12. If society’s milestones are giving you tremendous pressure, then that’s a warning sign that they aren’t right for you and you need to redirect yourself towards milestones that really are right for you, even when they do not give you an ego boost or the sense of validation that you were hoping to earn from certain people who failed to see your potential.
13. Sometimes you can give everything you’ve got and still fail to get what you thought you were qualified for because someone else didn’t see your worth and saw worth in another competitor. This doesn’t mean you’re a failure or that you have to throw in the towel. Sometimes, things don’t work out in our favor and there’s not always a clear or sensible reason, but that doesn’t give you an excuse not to put in your best effort.
14. If you’re unhappy with how your life turned out, it’s probably because over the years, you have been motivated by the fear of scarcity more than anything else, but now is the time to cultivate a mindset of abundance and nurture your gifts even when nobody else sees them. You owe it to yourself to create, not to destroy, who you are. If life gets tougher on you, the worst thing to do is to cave into the terror and give up on yourself. The best thing to do is to believe in yourself and your own abilities, no matter how many times you’re told “no.”
15. The biggest reason why you might not be where you want to be is that you’re spending too much time saying “no” to yourself, in response to other people’s disapproval of you. Maybe right now, you really need to make a specific plan to create a fulfilling life for yourself and take the very first step today.
16. If you think you need to be more productive and do better work, you’re probably right, but if you think that out of a place of self-loathing and inferiority, you’re going to get the result that’s the opposite of what you want. But you also can’t force yourself to give yourself the warm and fuzzy love if you genuinely aren’t feeling it. Instead, learn to look at yourself objectively and know that you are a work-in-progress with room for improvement.
17. You might be wasting your life trying to fix something that you thought was your biggest flaw, and in the process, you lost sight of your biggest strengths. Take your current dissatisfaction as a sign that you need to switch directions – maybe not instantaneously, but if you make it your top priority, it will happen over time.

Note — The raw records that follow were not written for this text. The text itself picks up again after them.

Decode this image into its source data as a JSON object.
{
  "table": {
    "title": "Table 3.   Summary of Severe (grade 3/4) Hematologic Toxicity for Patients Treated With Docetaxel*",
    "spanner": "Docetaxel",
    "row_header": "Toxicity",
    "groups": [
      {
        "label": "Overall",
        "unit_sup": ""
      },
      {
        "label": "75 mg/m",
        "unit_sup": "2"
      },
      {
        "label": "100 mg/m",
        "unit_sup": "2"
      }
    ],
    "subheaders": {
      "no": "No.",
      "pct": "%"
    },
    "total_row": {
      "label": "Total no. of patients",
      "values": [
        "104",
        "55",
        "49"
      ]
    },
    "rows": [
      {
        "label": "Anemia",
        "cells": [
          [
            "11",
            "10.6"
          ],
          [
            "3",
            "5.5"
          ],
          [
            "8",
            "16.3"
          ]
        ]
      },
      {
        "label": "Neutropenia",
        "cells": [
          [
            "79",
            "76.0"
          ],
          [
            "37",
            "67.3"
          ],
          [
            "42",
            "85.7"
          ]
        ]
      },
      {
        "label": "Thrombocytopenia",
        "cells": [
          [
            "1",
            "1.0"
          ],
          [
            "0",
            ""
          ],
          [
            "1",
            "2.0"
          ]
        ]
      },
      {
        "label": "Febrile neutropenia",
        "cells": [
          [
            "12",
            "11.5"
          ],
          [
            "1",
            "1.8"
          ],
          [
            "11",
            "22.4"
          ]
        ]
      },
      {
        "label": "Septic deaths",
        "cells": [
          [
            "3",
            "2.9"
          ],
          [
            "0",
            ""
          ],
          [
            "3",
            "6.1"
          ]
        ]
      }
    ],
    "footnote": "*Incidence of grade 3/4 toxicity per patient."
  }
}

18. Disappointments and tough luck are to be expected. You might still hate how much you’ve been holding yourself back or how others have undermined your potential, but when you focus too much on that, you won’t get to where you want to be. There’s still time to change and build yourself up in a way that empowers you and reveals what you’re meant to do.
19. If you feel uncertain right now, take that as a good sign. You’re questioning everything that you’ve been taught, especially all the things that other people taught would guarantee happiness and security. But nothing is guaranteed. You’re becoming more of who you’re meant to be and you’re at the beginning of something new and unknown.
20. If you’re feeling overwhelmed with everything that’s been going on and everything that you’re afraid of, please allow yourself to rest and enjoy it fully. You can’t know where you want to go without some honest self-evaluation and deep reflection. Even if you don’t think you “deserve it,” you do. How else are you going to heal or strengthen yourself?
21. Others are where they are and that is fine. You are where you are and that is also fine. Whether other people are ahead of you or behind you makes no difference in your life because your life is yours and you can only live in the most liberating way possible, regardless of any social standard or someone else’s arbitrary assessment.